“What do you do once you’ve achieved your dream?” was the question I posed to a classroom full of 7th and 8th grade boys. As we aspire to do great things, what happens when we push past the limits we unknowingly place on ourselves?
A couple months ago I was a part of a mentorship forum at Kipp Academy, a charter school in the Bronx. The goal of the forum was to encourage young students through various panel discussions and conversations.
I always find it interesting to watch the faces in the crowd of those I am speaking to, knowing that some will take what I say that day and apply it to their lives while others will embrace the message a little less enthusiastically, with their eyes closed. Without exception, my past experiences were visibly true that day.
With me was professional boxer and former world champion Peter Quillin, aka Kid Chocolate, a nickname that pays homage to his Cuban heritage. Throughout my time knowing Peter, he’s always expressed a desire to connect with the youth and tell his story. A dynamic fighter, with an equally impressive boxing record of 33 wins, 1 loss and 1 draw to show for it, Peter’s humility is a quality that separates him from fighters like Floyd Mayweather Jr, who like Quillin is also native to Grand Rapids, MI.
Peter began explaining to us a predicament he found himself in while living with a friend in New York. He was given a key to the apartment he was staying at; however access to the building was another story altogether. When his friend couldn’t be reached and neighboring tenants wouldn’t permit access, he was forced to make other, less desirable, arrangements. The hospital bed ultimately became a refuge, Peter having to fake a sickness in order to rest for the night.
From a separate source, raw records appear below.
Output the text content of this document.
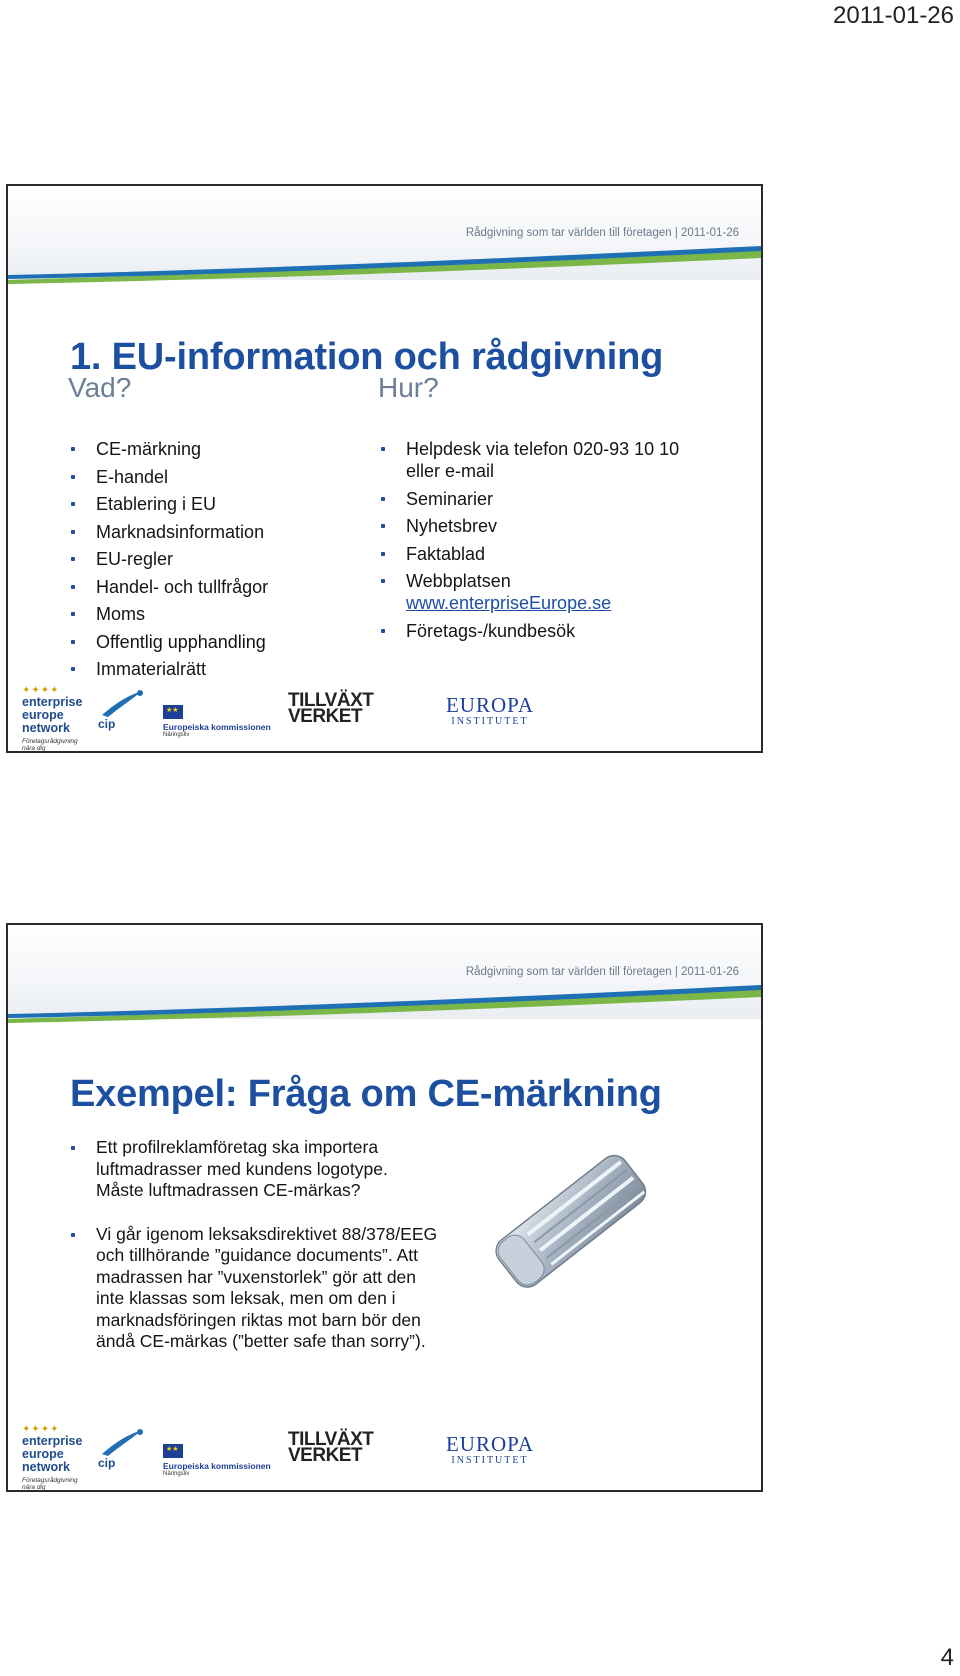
2011-01-26
Rådgivning som tar världen till företagen | 2011-01-26
1. EU-information och rådgivning
Vad?	Hur?
CE-märkning
E-handel
Etablering i EU
Marknadsinformation
EU-regler
Handel- och tullfrågor
Moms
Offentlig upphandling
Immaterialrätt
Helpdesk via telefon 020-93 10 10 eller e-mail
Seminarier
Nyhetsbrev
Faktablad
Webbplatsen
www.enterpriseEurope.se
Företags-/kundbesök
✦✦✦✦
enterprise
europe
network
Företagsrådgivning nära dig
cip
★★
Europeiska kommissionen
Näringsliv
TILLVÄXT
VERKET	EUROPA
INSTITUTET
Rådgivning som tar världen till företagen | 2011-01-26
Exempel: Fråga om CE-märkning
Ett profilreklamföretag ska importera luftmadrasser med kundens logotype. Måste luftmadrassen CE-märkas?
Vi går igenom leksaksdirektivet 88/378/EEG och tillhörande ”guidance documents”. Att madrassen har ”vuxenstorlek” gör att den inte klassas som leksak, men om den i marknadsföringen riktas mot barn bör den ändå CE-märkas (”better safe than sorry”).
✦✦✦✦
enterprise
europe
network
Företagsrådgivning nära dig
cip
★★
Europeiska kommissionen
Näringsliv
TILLVÄXT
VERKET	EUROPA
INSTITUTET
4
As he continued speaking, I understood that this was a defining moment in his life, one that would continue to motivate him as he trained to become the best in the world. It also made me reflect on my own time spent at the hospital.
I played in every game, every offense play excluding one, during my 10-year career in the National Football League, and yet I was never supposed to put on a pair of shoulder pads. As a child I had open heart surgery to repair a heart defect. As a result of that surgery, my cardiologist informed me that I would never have the ability to participate in contact sports.
Now at 9 years old I didn’t understand the implications of what that meant, but as I grew older it became more clear to me that I was handicapped. Frustrated by this fact, I sought validation. I needed to prove to myself and others that I was more capable than the limits that were being imposed on me. Football was going to provide that outlet, but I needed my mom and my doctor to agree with me. Five years had passed since my cardiologist informed me of my life sentence, and through unrelenting persistence I made my mother give me an ultimatum.
She informed me, “If the doctor says you can play football, you can play, but if he says no, then you have to drop this, never bring it up again.”
We met with the doctor, a new cardiologist, who reviewed my charts and concluded that my previous doctor had been overprotective and that he saw no reason why I shouldn’t play football. No restrictions.
I’ve come to the realization that the very thing that attempts to stymie your growth can actually push you further toward your dream. It afforded Peter the chance to become the WBO middleweight champion and for me a decade-long career in the NFL.
Figuring out what we need to do once we’ve achieved our dreams has far less to do with establishing a new career, but more to do with utilizing what we’ve learned in our lives in order to help others.
We impose limits on ourselves when we believe our value lies in the wins we’ve attained or only through accolades. Rather, true value is found in the lessons that we’ve learned as a result of the hard work and sacrifice that have been done in the pursuit of our very dreams.